Malcolm Graham (26 January 1934 – 12 September 2015) was an English footballer who played as a striker, mainly for Barnsley and Leyton Orient.

Graham joined Barnsley from non-league Hall Green in 1953, while still working as a miner at Haigh Colliery. He stayed with Barnsley for several seasons, but left when the club was relegated at the end of the 1958–59 season. After a brief spell at Bristol City, he moved to Leyton Orient for £8000 on 20 June 1960.

At Orient, Graham was part of the team that gained promotion to the First Division in 1961–62, scoring both goals in the 2–0 win over Bury that sent them up on the last day of the season.
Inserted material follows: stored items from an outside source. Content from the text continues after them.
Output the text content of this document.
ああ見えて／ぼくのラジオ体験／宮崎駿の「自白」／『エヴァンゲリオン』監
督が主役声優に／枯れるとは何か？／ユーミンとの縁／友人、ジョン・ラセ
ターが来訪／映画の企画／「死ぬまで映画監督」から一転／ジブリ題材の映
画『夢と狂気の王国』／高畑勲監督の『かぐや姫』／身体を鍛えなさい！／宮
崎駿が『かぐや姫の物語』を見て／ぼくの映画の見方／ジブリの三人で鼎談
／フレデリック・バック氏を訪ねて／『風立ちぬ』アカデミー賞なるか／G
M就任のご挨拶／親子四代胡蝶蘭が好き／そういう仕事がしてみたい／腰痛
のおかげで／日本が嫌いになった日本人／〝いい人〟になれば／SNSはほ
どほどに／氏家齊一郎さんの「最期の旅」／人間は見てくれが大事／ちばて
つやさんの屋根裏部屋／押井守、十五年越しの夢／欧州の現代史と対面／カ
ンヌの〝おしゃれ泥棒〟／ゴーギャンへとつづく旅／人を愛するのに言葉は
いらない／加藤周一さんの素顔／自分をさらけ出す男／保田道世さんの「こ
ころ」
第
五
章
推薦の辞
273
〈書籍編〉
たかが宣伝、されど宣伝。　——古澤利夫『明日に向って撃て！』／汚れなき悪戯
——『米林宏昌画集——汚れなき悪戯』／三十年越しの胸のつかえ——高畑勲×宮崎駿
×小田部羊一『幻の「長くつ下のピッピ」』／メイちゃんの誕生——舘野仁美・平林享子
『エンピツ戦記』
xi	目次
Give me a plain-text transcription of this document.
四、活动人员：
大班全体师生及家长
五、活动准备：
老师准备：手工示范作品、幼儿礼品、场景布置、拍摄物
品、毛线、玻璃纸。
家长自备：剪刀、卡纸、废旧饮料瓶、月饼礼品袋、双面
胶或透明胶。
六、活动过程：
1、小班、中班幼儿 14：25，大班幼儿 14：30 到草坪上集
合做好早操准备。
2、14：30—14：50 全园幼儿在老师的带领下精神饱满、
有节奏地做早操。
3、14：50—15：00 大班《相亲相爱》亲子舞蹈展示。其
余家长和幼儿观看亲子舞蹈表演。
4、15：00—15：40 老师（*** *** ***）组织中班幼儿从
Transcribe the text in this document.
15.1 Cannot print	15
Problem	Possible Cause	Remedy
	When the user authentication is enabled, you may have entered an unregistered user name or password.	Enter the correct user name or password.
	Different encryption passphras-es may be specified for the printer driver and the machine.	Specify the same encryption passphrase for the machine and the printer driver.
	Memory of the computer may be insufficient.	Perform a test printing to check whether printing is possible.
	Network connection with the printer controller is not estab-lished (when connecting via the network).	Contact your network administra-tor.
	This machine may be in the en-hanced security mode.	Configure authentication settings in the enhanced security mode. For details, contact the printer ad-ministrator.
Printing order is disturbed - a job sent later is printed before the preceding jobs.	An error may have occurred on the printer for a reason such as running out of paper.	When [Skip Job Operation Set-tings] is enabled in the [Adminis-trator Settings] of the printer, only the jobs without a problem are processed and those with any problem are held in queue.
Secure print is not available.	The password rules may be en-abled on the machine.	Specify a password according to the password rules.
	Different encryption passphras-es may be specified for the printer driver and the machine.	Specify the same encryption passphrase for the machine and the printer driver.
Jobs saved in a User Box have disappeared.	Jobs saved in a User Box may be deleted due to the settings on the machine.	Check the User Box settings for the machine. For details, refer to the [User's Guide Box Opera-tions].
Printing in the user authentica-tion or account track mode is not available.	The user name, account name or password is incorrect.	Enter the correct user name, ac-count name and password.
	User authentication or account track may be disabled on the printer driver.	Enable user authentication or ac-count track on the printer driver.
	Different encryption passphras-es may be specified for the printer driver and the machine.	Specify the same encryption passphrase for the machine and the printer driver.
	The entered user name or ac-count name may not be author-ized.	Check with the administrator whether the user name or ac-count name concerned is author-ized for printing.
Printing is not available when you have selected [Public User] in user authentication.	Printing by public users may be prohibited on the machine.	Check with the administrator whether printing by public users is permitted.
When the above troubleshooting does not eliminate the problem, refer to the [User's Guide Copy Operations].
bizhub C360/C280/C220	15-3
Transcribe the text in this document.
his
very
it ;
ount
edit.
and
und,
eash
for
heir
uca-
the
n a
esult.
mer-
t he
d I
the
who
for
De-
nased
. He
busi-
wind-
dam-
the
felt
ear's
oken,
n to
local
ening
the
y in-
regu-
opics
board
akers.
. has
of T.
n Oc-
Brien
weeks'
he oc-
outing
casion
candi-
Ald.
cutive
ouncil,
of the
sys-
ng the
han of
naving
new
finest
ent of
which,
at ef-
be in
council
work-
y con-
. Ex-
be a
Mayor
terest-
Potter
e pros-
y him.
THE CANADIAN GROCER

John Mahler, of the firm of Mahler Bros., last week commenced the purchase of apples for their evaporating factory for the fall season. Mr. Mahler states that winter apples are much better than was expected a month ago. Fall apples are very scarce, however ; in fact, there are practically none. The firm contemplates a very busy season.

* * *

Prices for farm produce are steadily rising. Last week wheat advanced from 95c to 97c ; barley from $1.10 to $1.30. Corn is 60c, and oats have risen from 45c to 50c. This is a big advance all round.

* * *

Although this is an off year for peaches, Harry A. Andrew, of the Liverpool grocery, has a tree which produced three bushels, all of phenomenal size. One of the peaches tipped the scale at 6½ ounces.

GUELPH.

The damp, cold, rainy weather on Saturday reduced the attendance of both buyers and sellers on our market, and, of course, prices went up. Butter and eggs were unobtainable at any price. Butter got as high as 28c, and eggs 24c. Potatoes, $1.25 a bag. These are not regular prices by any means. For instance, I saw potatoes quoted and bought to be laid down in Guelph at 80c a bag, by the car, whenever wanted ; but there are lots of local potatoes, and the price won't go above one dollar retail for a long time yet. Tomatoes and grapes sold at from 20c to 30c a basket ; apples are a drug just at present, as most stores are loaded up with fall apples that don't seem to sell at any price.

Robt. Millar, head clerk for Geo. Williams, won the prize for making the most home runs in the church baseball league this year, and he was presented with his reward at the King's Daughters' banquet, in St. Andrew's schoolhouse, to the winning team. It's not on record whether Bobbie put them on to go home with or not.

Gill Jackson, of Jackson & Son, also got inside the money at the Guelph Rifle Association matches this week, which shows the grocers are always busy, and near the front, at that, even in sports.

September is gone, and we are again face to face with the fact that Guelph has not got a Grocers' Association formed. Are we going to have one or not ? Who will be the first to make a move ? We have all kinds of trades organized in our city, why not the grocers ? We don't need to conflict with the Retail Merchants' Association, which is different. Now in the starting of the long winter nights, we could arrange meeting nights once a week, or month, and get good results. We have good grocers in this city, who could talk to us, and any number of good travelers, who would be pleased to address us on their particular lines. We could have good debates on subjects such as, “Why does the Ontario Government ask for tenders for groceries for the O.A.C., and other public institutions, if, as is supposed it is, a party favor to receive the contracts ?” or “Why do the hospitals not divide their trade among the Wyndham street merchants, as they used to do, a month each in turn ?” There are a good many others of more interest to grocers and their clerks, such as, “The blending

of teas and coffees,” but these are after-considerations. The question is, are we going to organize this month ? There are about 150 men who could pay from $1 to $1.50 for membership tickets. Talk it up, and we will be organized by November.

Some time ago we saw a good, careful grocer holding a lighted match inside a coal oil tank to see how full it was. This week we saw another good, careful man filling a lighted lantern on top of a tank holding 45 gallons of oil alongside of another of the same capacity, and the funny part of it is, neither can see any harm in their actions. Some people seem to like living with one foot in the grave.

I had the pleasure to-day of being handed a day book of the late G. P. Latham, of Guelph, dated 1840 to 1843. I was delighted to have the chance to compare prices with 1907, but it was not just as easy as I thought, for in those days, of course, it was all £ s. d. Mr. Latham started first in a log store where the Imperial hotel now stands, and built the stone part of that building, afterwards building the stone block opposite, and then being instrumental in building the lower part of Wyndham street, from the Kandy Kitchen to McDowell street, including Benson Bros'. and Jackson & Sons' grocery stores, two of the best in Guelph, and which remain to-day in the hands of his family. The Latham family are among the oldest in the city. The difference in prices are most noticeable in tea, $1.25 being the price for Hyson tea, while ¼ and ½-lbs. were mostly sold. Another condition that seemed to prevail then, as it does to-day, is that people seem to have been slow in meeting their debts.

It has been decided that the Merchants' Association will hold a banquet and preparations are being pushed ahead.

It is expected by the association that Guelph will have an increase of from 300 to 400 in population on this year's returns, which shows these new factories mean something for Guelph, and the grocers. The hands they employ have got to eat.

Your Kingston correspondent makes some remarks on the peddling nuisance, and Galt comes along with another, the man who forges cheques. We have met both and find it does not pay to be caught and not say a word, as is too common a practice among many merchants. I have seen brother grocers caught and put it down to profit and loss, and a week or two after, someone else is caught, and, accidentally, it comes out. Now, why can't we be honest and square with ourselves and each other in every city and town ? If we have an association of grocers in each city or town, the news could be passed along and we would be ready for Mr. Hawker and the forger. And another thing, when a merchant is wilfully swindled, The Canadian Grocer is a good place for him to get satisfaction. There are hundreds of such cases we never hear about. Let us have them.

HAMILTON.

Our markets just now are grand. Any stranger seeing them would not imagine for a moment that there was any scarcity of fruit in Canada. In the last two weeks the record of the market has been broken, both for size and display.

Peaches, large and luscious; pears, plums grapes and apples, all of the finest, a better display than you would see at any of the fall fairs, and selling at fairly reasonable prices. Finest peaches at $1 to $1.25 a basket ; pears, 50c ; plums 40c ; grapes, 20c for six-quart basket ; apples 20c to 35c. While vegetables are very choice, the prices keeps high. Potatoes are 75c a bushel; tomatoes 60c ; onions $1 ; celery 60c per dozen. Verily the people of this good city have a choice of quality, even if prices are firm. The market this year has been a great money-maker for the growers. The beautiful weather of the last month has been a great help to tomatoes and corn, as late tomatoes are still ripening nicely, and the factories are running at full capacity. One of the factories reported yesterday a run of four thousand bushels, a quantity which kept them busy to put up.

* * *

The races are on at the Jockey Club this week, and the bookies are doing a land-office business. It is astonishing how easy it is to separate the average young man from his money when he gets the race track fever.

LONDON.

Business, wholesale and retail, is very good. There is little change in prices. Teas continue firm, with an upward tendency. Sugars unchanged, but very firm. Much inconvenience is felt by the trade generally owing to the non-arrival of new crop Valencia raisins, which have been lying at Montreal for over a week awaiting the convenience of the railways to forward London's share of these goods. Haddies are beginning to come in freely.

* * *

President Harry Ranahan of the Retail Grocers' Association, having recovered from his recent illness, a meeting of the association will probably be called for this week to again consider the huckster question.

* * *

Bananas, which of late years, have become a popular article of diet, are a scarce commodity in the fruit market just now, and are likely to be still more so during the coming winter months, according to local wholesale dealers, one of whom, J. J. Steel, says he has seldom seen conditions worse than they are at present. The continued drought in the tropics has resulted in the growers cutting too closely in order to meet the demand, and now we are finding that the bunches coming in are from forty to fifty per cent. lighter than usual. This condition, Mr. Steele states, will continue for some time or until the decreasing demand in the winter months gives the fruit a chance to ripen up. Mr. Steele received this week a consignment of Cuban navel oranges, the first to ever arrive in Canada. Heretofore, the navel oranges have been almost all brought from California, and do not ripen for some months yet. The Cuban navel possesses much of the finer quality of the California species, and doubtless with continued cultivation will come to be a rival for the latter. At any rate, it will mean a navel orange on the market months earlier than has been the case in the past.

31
He was joint top scorer with Dave Dunmore in Orient's single season in the top flight, scoring a hat-trick in the 9–2 thrashing of Chester in the League Cup. However, he left Orient at the end of that season to join Queens Park Rangers. Only staying for one season, he returned to Barnsley before moving back into non-league football.

Graham retired due to a long-standing knee injury while playing for Alfreton Town, and later worked for the East Midlands Gas Board.

Malcolm Graham died in Barnsley on Saturday 12 September 2015.